Increase speed by parallel execution

[balsoft]

We can speed up the process if we do all three steps at the same time - first ffmpeg process creates sound and images (sound should be in some sort of streaming container), python stuff does it's job frame by frame and feeds those frames to the second ffmpeg. This shouldn't be too hard to implement with pipes.

[carykh]

That's true, and I definitely think this would help more for really long videos. It might even work on livestreamed videos! (Although.... that doesn't really make sense since the timeline is cut.) Anyway, I'll definitely work on piping the processes together when I get some free time again.

(One thing to note is that the python stuff (analyzing the audio) happens much faster than ffmpeg. So as the parallelized code is running, there will essentially be the two ffmpeg processes churning away, and the Python process waiting for 95% of the time.)

[abhiTronix]

@balsoft @carykh I can parallelize this code by implementing this code in OpenCV with my Vidgear python library. I'm currently working on it!

[nevercast]

I suspect this process, if anything, is IO limited by writing images out to storage. Parallel execution wont help much if we are waiting for IO to complete. If we can only write to RAM this may be a much faster process. Streaming it may be the right move here.

[balsoft]

I suspect this process, if anything, is IO limited by writing images out to storage. Parallel execution wont help much if we are waiting for IO to complete. If we can only write to RAM this may be a much faster process. Streaming it may be the right move here.
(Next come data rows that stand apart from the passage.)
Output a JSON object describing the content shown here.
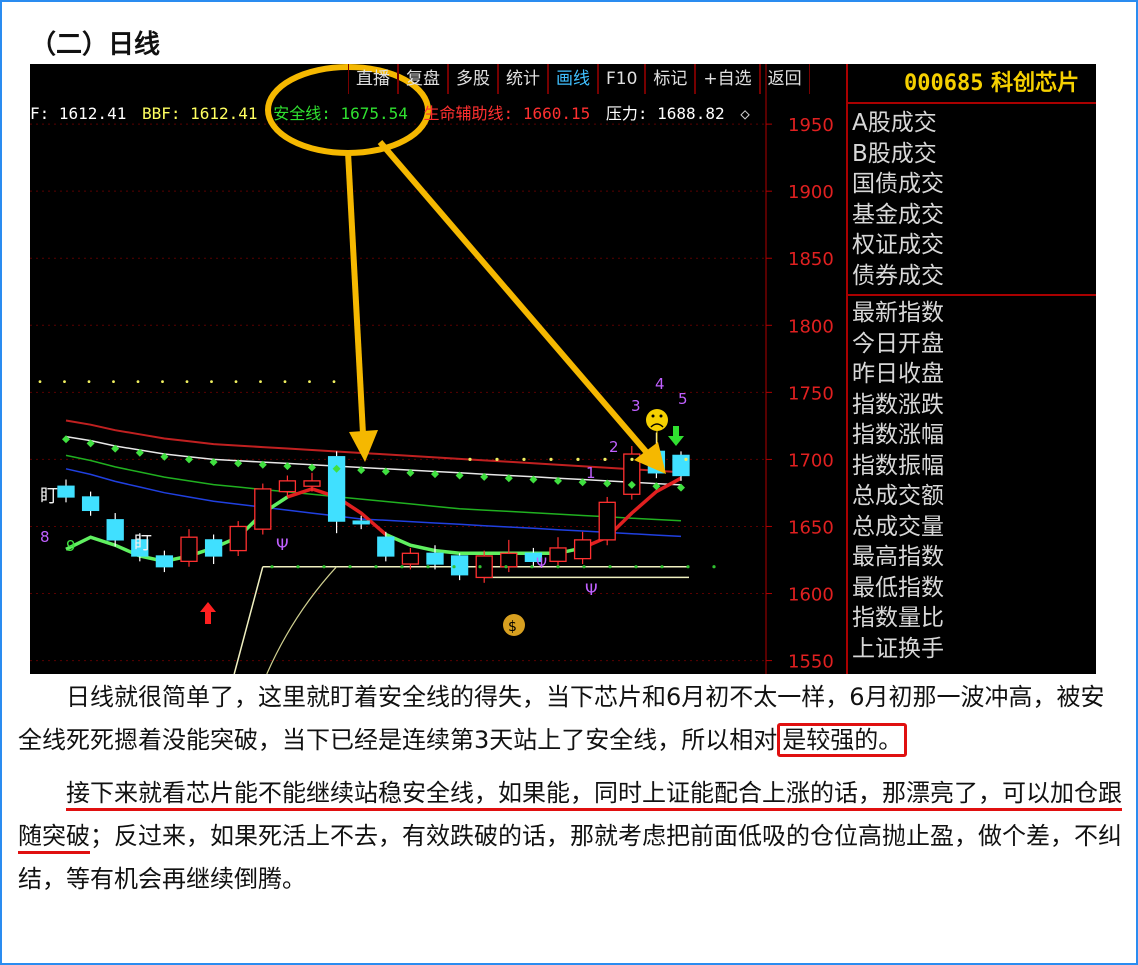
{
  "heading": "（二）日线",
  "chart_panel": {
    "toolbar": [
      "直播",
      "复盘",
      "多股",
      "统计",
      "画线",
      "F10",
      "标记",
      "+自选",
      "返回"
    ],
    "active_tab": "画线",
    "infobar": {
      "f": "F: 1612.41",
      "bbf": "BBF: 1612.41",
      "safety": "安全线: 1675.54",
      "lifeline": "生命辅助线: 1660.15",
      "pressure": "压力: 1688.82",
      "colors": {
        "f": "#ffffff",
        "bbf": "#ffff60",
        "safety": "#30e030",
        "lifeline": "#ff3030",
        "pressure": "#ffffff"
      }
    },
    "stock_code": "000685",
    "stock_name": "科创芯片",
    "side_group1": [
      "A股成交",
      "B股成交",
      "国债成交",
      "基金成交",
      "权证成交",
      "债券成交"
    ],
    "side_group2": [
      "最新指数",
      "今日开盘",
      "昨日收盘",
      "指数涨跌",
      "指数涨幅",
      "指数振幅",
      "总成交额",
      "总成交量",
      "最高指数",
      "最低指数",
      "指数量比",
      "上证换手"
    ],
    "marks": {
      "m8": "8",
      "m9": "9",
      "ding1": "盯",
      "ding2": "盯",
      "psi": "Ψ",
      "n1": "1",
      "n2": "2",
      "n3": "3",
      "n4": "4",
      "n5": "5"
    }
  },
  "chart_data": {
    "type": "candlestick",
    "ylim": [
      1540,
      1965
    ],
    "yticks": [
      1950,
      1900,
      1850,
      1800,
      1750,
      1700,
      1650,
      1600,
      1550
    ],
    "candles": [
      {
        "o": 1680,
        "c": 1672,
        "h": 1685,
        "l": 1668
      },
      {
        "o": 1672,
        "c": 1662,
        "h": 1676,
        "l": 1658
      },
      {
        "o": 1655,
        "c": 1640,
        "h": 1660,
        "l": 1635
      },
      {
        "o": 1640,
        "c": 1628,
        "h": 1645,
        "l": 1624
      },
      {
        "o": 1628,
        "c": 1620,
        "h": 1632,
        "l": 1616
      },
      {
        "o": 1624,
        "c": 1642,
        "h": 1648,
        "l": 1620
      },
      {
        "o": 1640,
        "c": 1628,
        "h": 1644,
        "l": 1622
      },
      {
        "o": 1632,
        "c": 1650,
        "h": 1654,
        "l": 1628
      },
      {
        "o": 1648,
        "c": 1678,
        "h": 1682,
        "l": 1644
      },
      {
        "o": 1676,
        "c": 1684,
        "h": 1688,
        "l": 1672
      },
      {
        "o": 1680,
        "c": 1684,
        "h": 1690,
        "l": 1676
      },
      {
        "o": 1702,
        "c": 1654,
        "h": 1706,
        "l": 1645
      },
      {
        "o": 1654,
        "c": 1652,
        "h": 1658,
        "l": 1648
      },
      {
        "o": 1642,
        "c": 1628,
        "h": 1646,
        "l": 1624
      },
      {
        "o": 1622,
        "c": 1630,
        "h": 1634,
        "l": 1618
      },
      {
        "o": 1630,
        "c": 1622,
        "h": 1636,
        "l": 1618
      },
      {
        "o": 1628,
        "c": 1614,
        "h": 1630,
        "l": 1610
      },
      {
        "o": 1612,
        "c": 1628,
        "h": 1632,
        "l": 1608
      },
      {
        "o": 1620,
        "c": 1630,
        "h": 1640,
        "l": 1616
      },
      {
        "o": 1630,
        "c": 1624,
        "h": 1634,
        "l": 1620
      },
      {
        "o": 1624,
        "c": 1634,
        "h": 1642,
        "l": 1620
      },
      {
        "o": 1626,
        "c": 1640,
        "h": 1646,
        "l": 1622
      },
      {
        "o": 1640,
        "c": 1668,
        "h": 1672,
        "l": 1636
      },
      {
        "o": 1674,
        "c": 1704,
        "h": 1710,
        "l": 1670
      },
      {
        "o": 1706,
        "c": 1690,
        "h": 1720,
        "l": 1686
      },
      {
        "o": 1703,
        "c": 1688,
        "h": 1706,
        "l": 1684
      }
    ],
    "series": [
      {
        "name": "安全线",
        "values": [
          1715,
          1712,
          1708,
          1705,
          1702,
          1700,
          1698,
          1697,
          1696,
          1695,
          1694,
          1693,
          1692,
          1691,
          1690,
          1689,
          1688,
          1687,
          1686,
          1685,
          1684,
          1683,
          1682,
          1681,
          1680,
          1679
        ]
      },
      {
        "name": "生命辅助线",
        "values": [
          1633,
          1642,
          1636,
          1628,
          1624,
          1628,
          1634,
          1642,
          1660,
          1672,
          1678,
          1672,
          1660,
          1644,
          1636,
          1632,
          1630,
          1630,
          1630,
          1630,
          1630,
          1634,
          1642,
          1660,
          1676,
          1686
        ]
      }
    ]
  },
  "paragraph1": {
    "pre": "日线就很简单了，这里就盯着安全线的得失，当下芯片和6月初不太一样，6月初那一波冲高，被安全线死死摁着没能突破，当下已经是连续第3天站上了安全线，所以相对",
    "boxed": "是较强的。"
  },
  "paragraph2": {
    "underlined": "接下来就看芯片能不能继续站稳安全线，如果能，同时上证能配合上涨的话，那漂亮了，可以加仓跟随突破",
    "rest": "；反过来，如果死活上不去，有效跌破的话，那就考虑把前面低吸的仓位高抛止盈，做个差，不纠结，等有机会再继续倒腾。"
  }
}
Sorry to say that, but you're probably wrong on two accounts. 1) Parallel execution can massively speed up IO-heavy operations by executing many IO ops in parallel. Modern SSDs and HDDs can handle many IO operations at the same time. 2) FFMPEG isn't that much IO-limited, it's mostly encoding/decoding video streams from/into pictures and sound, which is a CPU/GPU-heavy task.

[nevercast]

I'm happy to be wrong on this case, means more performance to gain. I can do tests on this later to get solid numbers on this. My comment was speculation, my mistake if I gave the impression it was factual.

Parallel execution can massively speed up IO-heavy operations by executing many IO ops in parallel. Modern SSDs and HDDs can handle many IO operations at the same time.

Sure, but not concurrently. Only one block is written at a time, or is my knowledge dated?

FFMPEG isn't that much IO-limited, it's mostly encoding/decoding video streams from/into pictures and sound, which is a CPU/GPU-heavy task.

I suspected that the writing of frames was the slowest part, but I don't have evidence of this.

[balsoft]

Only one block is written at a time, or is my knowledge dated?

The matter is very complicated, but in general it's fine to assume that modern drives can do more than one page or block write at a time.

I suspected that the writing of frames was the slowest part, but I don't have evidence of this.

Even if this is the case, piping will speed up the process by eliminating "write-to-the-disk" operation entirely.

[nevercast]

The matter is very complicated, but in general it's fine to assume that modern drives can do more than one page or block write at a time.

Reasonable assumption

Even if this is the case, piping will speed up the process by eliminating "write-to-the-disk" operation entirely.

That's what I'm going for, stream/pipe the whole process.

[Tinguely]

@carykh

In response to live-streaming:

As an aside to write speed, I think the benefit to a purely in memeory implementation is that you could then stitch in memory instead of offloading to ffmpeg. I'm going to rewrite this in go, I'm pretty sure you could then preform this live with a reasonable buffer instead of having to parse then restitch to view. A buffer would allow the process to run in a way where audio and video is preprocessed a few seconds ahead, since the video doesn't care about what happened before and after u could apply an algorithm as such:

Define i = 0 Calculate avg audio output for given chunk X (a predetermined Length of audio equal to 1 frame) If X avg audio value < threshold Then Remove audio (doesn't seem to be needed at 20x)

If i++ % 20 == 0 Then Added frame to video buffer End if

Else Apply same logic as above but keep audio, speed up audio for given frame, if the frame % speed up multiplyier is 0 then add frame to buffer but regardless add the sped up audio to buffer. End else

The advantages of this approach is it doesn't have to look ahead and the image/audio can be separated into two streams and never has to be encoded (unless being saved but it looks like you have that logic down). Another advantage to this approach is it has no disk write ops which will bottle beck unlike stated above. Hard drives have limited write speed, writing a ton of images is going to take time. I don't u derstand why there are other comments stating that wouldn't be the case, any modern cpu is going to be able to rip through images faster than they can be written.